Bihar Assembly election, 2020: Araria
| Party |  | Candidate | Votes | % | ±% |
|---|---|---|---|---|---|
|  | INC | Avidur Rahman | 103,054 | 54.84 | +2.07 |
|  | JD(U) | Shagufta Azim | 55,118 | 29.33 |  |
|  | AIMIM | Md.

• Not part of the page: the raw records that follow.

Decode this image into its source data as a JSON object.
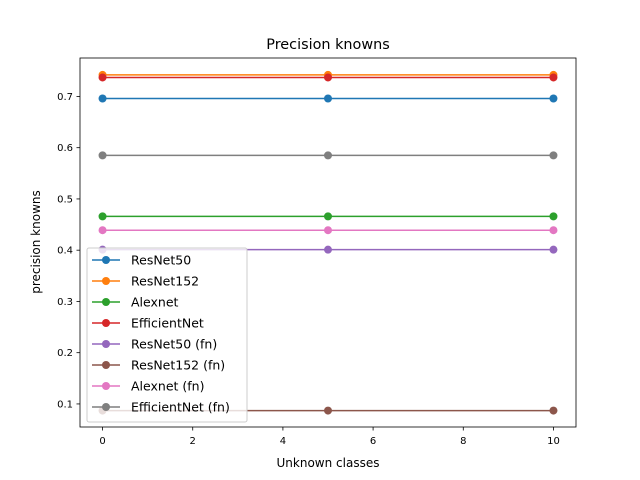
{
  "chart_data": {
    "type": "line",
    "title": "Precision knowns",
    "xlabel": "Unknown classes",
    "ylabel": "precision knowns",
    "x": [
      0,
      5,
      10
    ],
    "xlim": [
      -0.5,
      10.5
    ],
    "ylim": [
      0.055,
      0.775
    ],
    "xticks": [
      0,
      2,
      4,
      6,
      8,
      10
    ],
    "yticks": [
      0.1,
      0.2,
      0.3,
      0.4,
      0.5,
      0.6,
      0.7
    ],
    "grid": false,
    "legend_position": "lower-left",
    "series": [
      {
        "name": "ResNet50",
        "color": "#1f77b4",
        "values": [
          0.696,
          0.696,
          0.696
        ]
      },
      {
        "name": "ResNet152",
        "color": "#ff7f0e",
        "values": [
          0.742,
          0.742,
          0.742
        ]
      },
      {
        "name": "Alexnet",
        "color": "#2ca02c",
        "values": [
          0.466,
          0.466,
          0.466
        ]
      },
      {
        "name": "EfficientNet",
        "color": "#d62728",
        "values": [
          0.737,
          0.737,
          0.737
        ]
      },
      {
        "name": "ResNet50 (fn)",
        "color": "#9467bd",
        "values": [
          0.401,
          0.401,
          0.401
        ]
      },
      {
        "name": "ResNet152 (fn)",
        "color": "#8c564b",
        "values": [
          0.087,
          0.087,
          0.087
        ]
      },
      {
        "name": "Alexnet (fn)",
        "color": "#e377c2",
        "values": [
          0.439,
          0.439,
          0.439
        ]
      },
      {
        "name": "EfficientNet (fn)",
        "color": "#7f7f7f",
        "values": [
          0.585,
          0.585,
          0.585
        ]
      }
    ]
  }
}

Rashid Anwer | 8,924 | 4.75 |  |
|  | LJP | Chandra Shekhar Singh Baban | 8,203 | 4.37 | −25.6 |
|  | The Plurals Party | Amit Anand Jha | 1,802 | 0.96 |  |
|  | NOTA | None of the above | 4,425 | 2.35 | +0.12 |
| Majority |  |  | 47,936 | 25.51 | +2.71 |
| Turnout |  |  | 187,908 | 58.91 | −4.29 |
|  | INC hold |  | Swing |  |  |

=== 2015 ===

2015 Bihar Legislative Assembly election: Araria constituency
| Party |  | Candidate | Votes | % | ±% |
|---|---|---|---|---|---|
|  | INC | Avidur Rahman | 92,667 | 52.77 |  |
|  | LJP | Ajay Kumar Jha | 52,623 | 29.97 |  |
|  | CPI | Captain S. R. Jha | 5,898 | 3.36 |  |
|  | JAP(L) | Haider Yasin | 4,862 | 2.77 |  |
|  | SP | Shad Ahmad | 3,377 | 1.92 |  |
|  | Independent | Vijay Kumar Mishra | 3,113 | 1.77 |  |
|  | Independent | Md. Sarvar Alam | 2,714 | 1.55 |  |
|  | Independent | Vinod Kumar | 2,344 | 1.33 |  |
|  | NOTA | None of the above | 3,924 | 2.23 |  |
| Majority |  |  | 40,044 | 22.8 |  |
| Turnout |  |  | 175,608 | 63.2 |  |

===2010===
In the November 2010 state assembly elections, Zakir Hussain Khan of LJP won the Araria assembly seat defeating his nearest rival Narayan Kumar Jha of BJP. Contests in most years were multi cornered but only winners and runners up are being mentioned. Pradeep Kumar Singh of BJP defeated Moidur Rahman of Congress in October 2005 and February 2005. Vijay Kumar Mandal, Independent, defeated Moidur Rahman of Congress in 2000. Vijay Kumar Mandal of BPP defeated Durga Das Rathore of BJP in 1995. Vinod Kumar Roy, Independent, defeated Nand Kishore Mandal, Independent, in 1990. Halimuddin Ahmed of Congress defeated Nand Kishore Mandal of LD in 1985. Mohd. Taslimuddin of Janata Party (Secular – Charan Singh) defeated Shrideo Jha of Congress in 1980. Srideo Jha of Congress defeated Deo Narayan Mishra of JP in 1977.